Characterizing the effects of the Mediterannean diet on endothelial dysfunction

Postprandial metabolism raises as a main factor for developing inflammation related diseases. Glucose homeostasis, thrombosis or fibrinolysis balance and lipoprotein metabolism are features of the postprandial metabolism that can be changed by the type of diet, and particularly by the type of consumed fat.

It was recently discovered by our group that dietary fat could even influence gene expression in Peripheral blood mononuclear cells (PBMCs), inducing different gene expression profiles depending on the type of consumed fat. These gene expression changes were the result of the combination of the direct and indirect effects of the fatty acids on the PBMCs, the different tissues and organs that released several hormones and cytokines as a response to the impact induced by the consumed fat. Whether these gene expression changes are in fact translated to protein is not known yet; however previous studies pointed to an increased adhesion capacity to the endothelial cells after the consumption of a high fat meal, therefore promoting intravascular infiltration of the PBMCs.

Following these preliminary results we considered that pathways of the transcription factors NF-?B and PPARa, plus the Nicotinamide adenine dinucleotide phosphate (NADPH) oxidase complex, might be differently up-regulated by the distinct types of dietary fat.

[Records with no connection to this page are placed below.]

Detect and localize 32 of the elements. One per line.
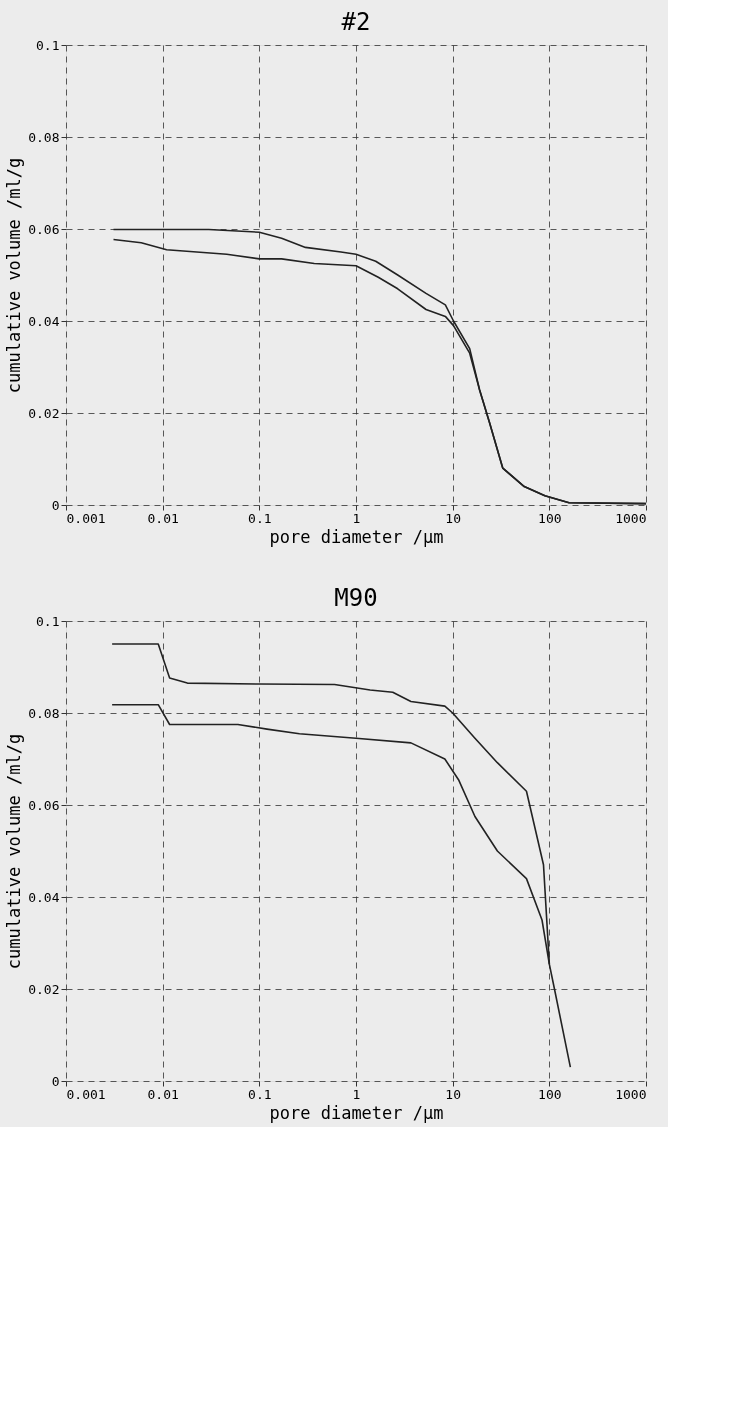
y-axis-title: cumulative volume /ml/g: [4, 733, 25, 970]
y-tick-label: 0.04: [28, 889, 60, 905]
y-tick-label: 0.06: [28, 221, 60, 237]
x-tick-label: 0.001: [66, 510, 106, 526]
y-tick-label: 0.04: [28, 313, 60, 329]
x-tick-label: 10: [445, 510, 461, 526]
x-tick-label: 10: [445, 1086, 461, 1102]
x-tick-label: 1: [352, 1086, 361, 1102]
y-tick-label: 0.02: [28, 405, 60, 421]
y-tick-label: 0.1: [36, 613, 60, 629]
y-tick-label: 0: [51, 1073, 60, 1089]
y-tick-label: 0.08: [28, 129, 60, 145]
x-tick-label: 100: [538, 510, 562, 526]
x-tick-label: 1: [352, 510, 361, 526]
x-tick-label: 0.001: [66, 1086, 106, 1102]
y-tick-label: 0.02: [28, 981, 60, 997]
chart-title: M90: [334, 584, 378, 612]
y-axis-title: cumulative volume /ml/g: [4, 157, 25, 394]
y-tick-label: 0: [51, 497, 60, 513]
y-tick-label: 0.1: [36, 37, 60, 53]
x-tick-label: 100: [538, 1086, 562, 1102]
chart-title: #2: [341, 8, 371, 36]
x-tick-label: 0.1: [248, 510, 272, 526]
y-tick-label: 0.06: [28, 797, 60, 813]
x-tick-label: 0.01: [147, 510, 179, 526]
x-tick-label: 1000: [615, 510, 647, 526]
x-axis-title: pore diameter /μm: [269, 1102, 444, 1123]
x-tick-label: 0.01: [147, 1086, 179, 1102]
x-tick-label: 0.1: [248, 1086, 272, 1102]
x-axis-title: pore diameter /μm: [269, 526, 444, 547]
x-tick-label: 1000: [615, 1086, 647, 1102]
y-tick-label: 0.08: [28, 705, 60, 721]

IL1B is a potent pro-inflammatory cytokine that is secreted by macrophages in the adipose tissue of type-II diabetic patients and its transcription is regulated by the nuclear transcription factor ?B (NF-?B) activity. Moreover, PDK4 is a known PPARa target gene and NCF4 is a cytosolic regulatory member of the NADPH oxidase complex, which is responsible of the production of superoxide anion within the cells. The up-regulation of these genes suggested that Polyunsaturated fatty acids (PUFA) and Mono-unsaturated fatty acid (MUFA) might be able to induce a postprandial pro-inflammatory response prior to an increase in Reactive oxygen species (ROS) production. Moreover, in response to the fat intake, the Peroxisome proliferator-activated receptor alpha (PPARa) was up-regulated as well and proved to be sensible to polyunsaturated and monounsaturated fatty acids.

Along the course of the ENDOMED project we also examined whether these pathways were fully activated during in vivo monocytes from lean healthy and obese healthy subjects via the measurement of other genes related to inflammation, lipid metabolism and oxidative stress pathways. These studies were anticipated to reveal whether distinct dietary fats induced different gene expression changes, thus providing some information for future nutritional advice and for reducing the development of inflammation related diseases, such as type-II diabetes or cardiovascular diseases.